Transcript
Tim Miller (0:00)
This week on a special episode of WebMD's Health Discovered podcast, we're taking a
Anne Applebaum (0:05)
closer look at a common form of
Tim Miller (0:07)
lung cancer that accounts for 85% of all cases.
Anne Applebaum (0:12)
When I first heard the words you have lung cancer, I was in shock.
Tim Miller (0:17)
It's a diagnosis that changes everything. So what does it really mean to advocate for yourself when you're living with non small cell lung cancer? Listen to Health discovered on the iHeartRadio app, Apple Podcasts, or wherever you get your podcasts. Hello and welcome to the Bulwark Podcast. I'm your host, Tim Miller. So delighted to welcome back to the show. A staff writer at the Atlantic. Her books include Autocracy, Inc. The Dictators who Want to Run the World. Increasingly Relevant by the Minute. Now it's out in paperback. It's a Applebaum. How are you doing, Anne?
Anne Applebaum (1:03)
I'm fine. How are you?
Tim Miller (1:05)
You know, I'm going on vacation. I'm going to Coachella this weekend. I'm going on vacation, so I'm pretty good. And if I have a little bit of senioritis on today's podcast, that's why. So hope you might have to carry me, but I'm gonna do my best.
Anne Applebaum (1:16)
Well, I'll do my best, too. Yeah.
Tim Miller (1:17)
You were recently in Hungary covering the campaign. You wrote about that for the Atlantic. Before we get into your story, like, give us the basics for people who have not been, like, following closely, like, when is the election? Talk to us about Peter Magyar. I kind of tried to describe his politics earlier this week, but I think it'd be better for people just to give a full briefing from you.
Anne Applebaum (1:37)
So the election is soon. It's this Sunday. It's on the 12th of April. I suppose the most important thing to know is that this is the first election in 16 years where it feels like there's a really serious challenger to Viktor Orban. And the challenger, at least in the opinion polls that we've seen, is way ahead. Viktor Orban is, in the grand scheme of things, not important at all. He's the leader of a very small country, less than 10 million people. But he has taken on an outsized importance to the American and European far right because he has deliberately set himself up as a model. So he's somebody who, just for those who want a little bit even deeper history, who, who was an anti communist back in the days when I was also an anti communist. He spoke at an event in 1989, attracted a lot of attention, founded a youth party, was considered a leading liberal in central and eastern Europe was friendly with all the other leading liberals, had a scholarship to Oxford paid for by George Soros. And over the years he discarded that Persona and he decided that his political career would be better served by him moving to the right. And he moved first to the center right and then to the far right. I actually wrote about him in a previous book called Twilight of Democracy, where I talked about this process of radicalization in Europe and elsewhere. The main thing to know about him is that when he took power 16 years ago, having he was in power once before and then he lost. He took power 16 years ago and he was determined he was never going to lose another election. And so he set out changing the Hungarian political system.

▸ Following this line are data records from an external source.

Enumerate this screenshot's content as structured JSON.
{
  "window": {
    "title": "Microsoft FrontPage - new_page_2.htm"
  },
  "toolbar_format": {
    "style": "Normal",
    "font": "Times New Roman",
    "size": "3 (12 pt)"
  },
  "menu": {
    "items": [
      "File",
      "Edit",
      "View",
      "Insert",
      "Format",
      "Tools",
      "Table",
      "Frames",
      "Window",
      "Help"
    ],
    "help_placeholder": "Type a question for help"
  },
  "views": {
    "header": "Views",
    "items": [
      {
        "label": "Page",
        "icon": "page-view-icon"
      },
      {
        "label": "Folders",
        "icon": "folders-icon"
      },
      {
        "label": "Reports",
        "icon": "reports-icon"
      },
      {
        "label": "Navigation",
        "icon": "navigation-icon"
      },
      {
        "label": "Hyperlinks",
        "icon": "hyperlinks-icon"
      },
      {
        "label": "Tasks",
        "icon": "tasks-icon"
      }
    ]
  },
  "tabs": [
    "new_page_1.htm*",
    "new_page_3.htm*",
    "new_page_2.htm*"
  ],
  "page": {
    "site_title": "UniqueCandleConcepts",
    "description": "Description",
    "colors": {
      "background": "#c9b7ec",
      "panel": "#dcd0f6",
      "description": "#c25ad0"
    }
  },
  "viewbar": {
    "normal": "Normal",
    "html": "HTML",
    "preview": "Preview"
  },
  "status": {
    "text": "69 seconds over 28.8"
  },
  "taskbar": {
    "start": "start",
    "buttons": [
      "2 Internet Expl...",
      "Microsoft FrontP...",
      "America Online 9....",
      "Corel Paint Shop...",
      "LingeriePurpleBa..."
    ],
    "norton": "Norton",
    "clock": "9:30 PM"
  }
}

He played around with the constitution, he changed the way voting works, and he slowly took over all the institutions of the Hungarian state. So the judiciary, the bureaucracy, with the help of these oligarchic companies that he helped to create, took over the media, the television stations, radio stations, also those companies control between, depending on who you ask, between about 20% and 30% of the Hungarian economy. And he built a kind of nepotistic, corrupt system that keeps his party in power and keeps him wealthy. He owns a kind of neo baroque palace somewhere in the countryside with zebras in the garden and that kind of thing. I mean, it's all just like in. Just like in novels about dictators.